El fragmento, quizá, como método apropiado para pensar y fijar el desbordamiento, el exilio vital y cinematográfico de este "zorro psicodélico". Cine donde son los fotogramas quienes piden, inflamados de naranja, revestidos de plasma coronal, ser cortados. Cine donde la flor debe abrirse por completo, aun a costa de perder la armonía. Se abre porque debe y no le importa morir. Otro buen ejemplo que revoca el absurdo símil entre literatura fragmentaria y pintura impresionista. Y el todavía más inexacto entre el fragmento y la indeterminación posmoderna.

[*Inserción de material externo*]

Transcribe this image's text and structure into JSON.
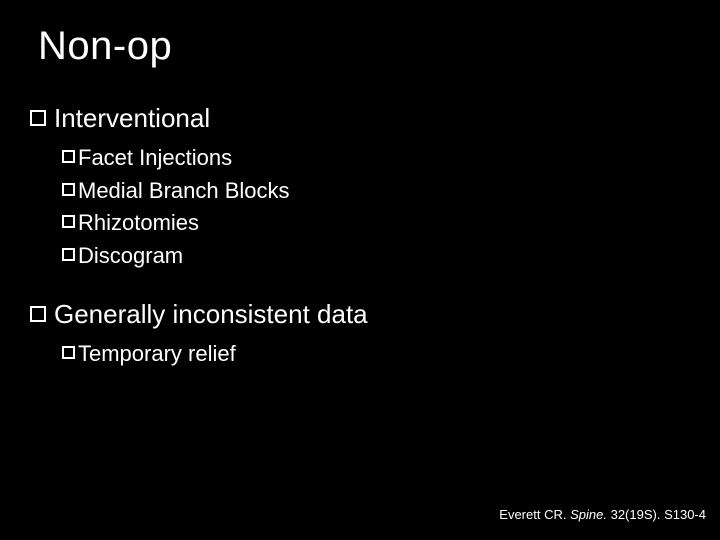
{
  "background_color": "#000000",
  "text_color": "#ffffff",
  "title": "Non-op",
  "title_fontsize": 40,
  "l1_fontsize": 26,
  "l2_fontsize": 22,
  "sections": [
    {
      "heading": "Interventional",
      "items": [
        "Facet Injections",
        "Medial Branch Blocks",
        "Rhizotomies",
        "Discogram"
      ]
    },
    {
      "heading": "Generally inconsistent data",
      "items": [
        "Temporary relief"
      ]
    }
  ],
  "citation": {
    "author": "Everett CR.",
    "journal": "Spine.",
    "details": "32(19S). S130-4"
  }
}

El libro de Azoury, sin temor a exagerar, sin temor a la muerte, es digno representante de la densidad morfológica y semántica del fragmento moderno. Aquel donde naufragar siempre resultaba dulce, aquel donde se ordenaba la escritura del desastre. De Leopardi y Nietzsche a Cioran y Blanchot. Cuenta cada palabra, no hay relajación posible en la sintaxis. Un descuido, un mal verbo y el fragmento deviene refrán o, aun peor, crónica rosa.

Sin más relación que el capricho de mi memoria, la lectura me devolvía a la Amistad (Intermedio, 2012), con mayúscula, de Lubitsch y Raphaelson. Lees a Azoury y te imaginas a Magdalena Montezuma y a Christine Kaufmann desmaquillándose a paladas. Las has visto llorar en pantalla, pero no es lo mismo. Ese rímel desleído, veneno decadente, es demasiado perfecto, pertenece al melodrama. Ahora las vemos quitándose las pinturas de guerra en la ópera del camerino. Frente al espejo, no frente a la cámara, dudando si deben seguir moviendo los labios a ritmo de vinilo craquelado. Sin saber si todavía son divas o clowns. Sigues leyendo y escuchas la psicofonía que se desprende de uno de los fragmentos. Detrás de la cortina y como quien recita a Rilke, Candy Darling ensaya diálogos de Kim Novak mientras sueña con una vagina nueva.

Estoy a años luz de considerarme un experto en el cine de Schroeter y de cualquier otro. Ahora he visto películas suyas que desconocía y quizá recupere otras que en su día no comprendí o malinterpreté. El cine de Schroeter siempre me interesó, pero nunca me entusiasmó. Después de esta lectura seguiré a tientas. Azoury no me ha dicho dónde o cómo debo mirar, y lo ha hecho con la amabilidad que solo se siente en la buena literatura.

BIBLIOGRAFÍA
  • AZOURY, Philippe, A Werner Schroeter, que no le temía a la muerte, Santander: Shangrila Textos Aparte, 2016. Traducción de Mariel Manrique. Primera edición: A Werner Schroeter, qui n'avait pas peur de la mort, Nantes: Capricci, 2011
  • RAPHAELSON, Samson, Amistad, el último toque Lubitsch, Madrid: Intermedio, 2011. Traducción y "Glosario innecesario" de Pablo García Ganga.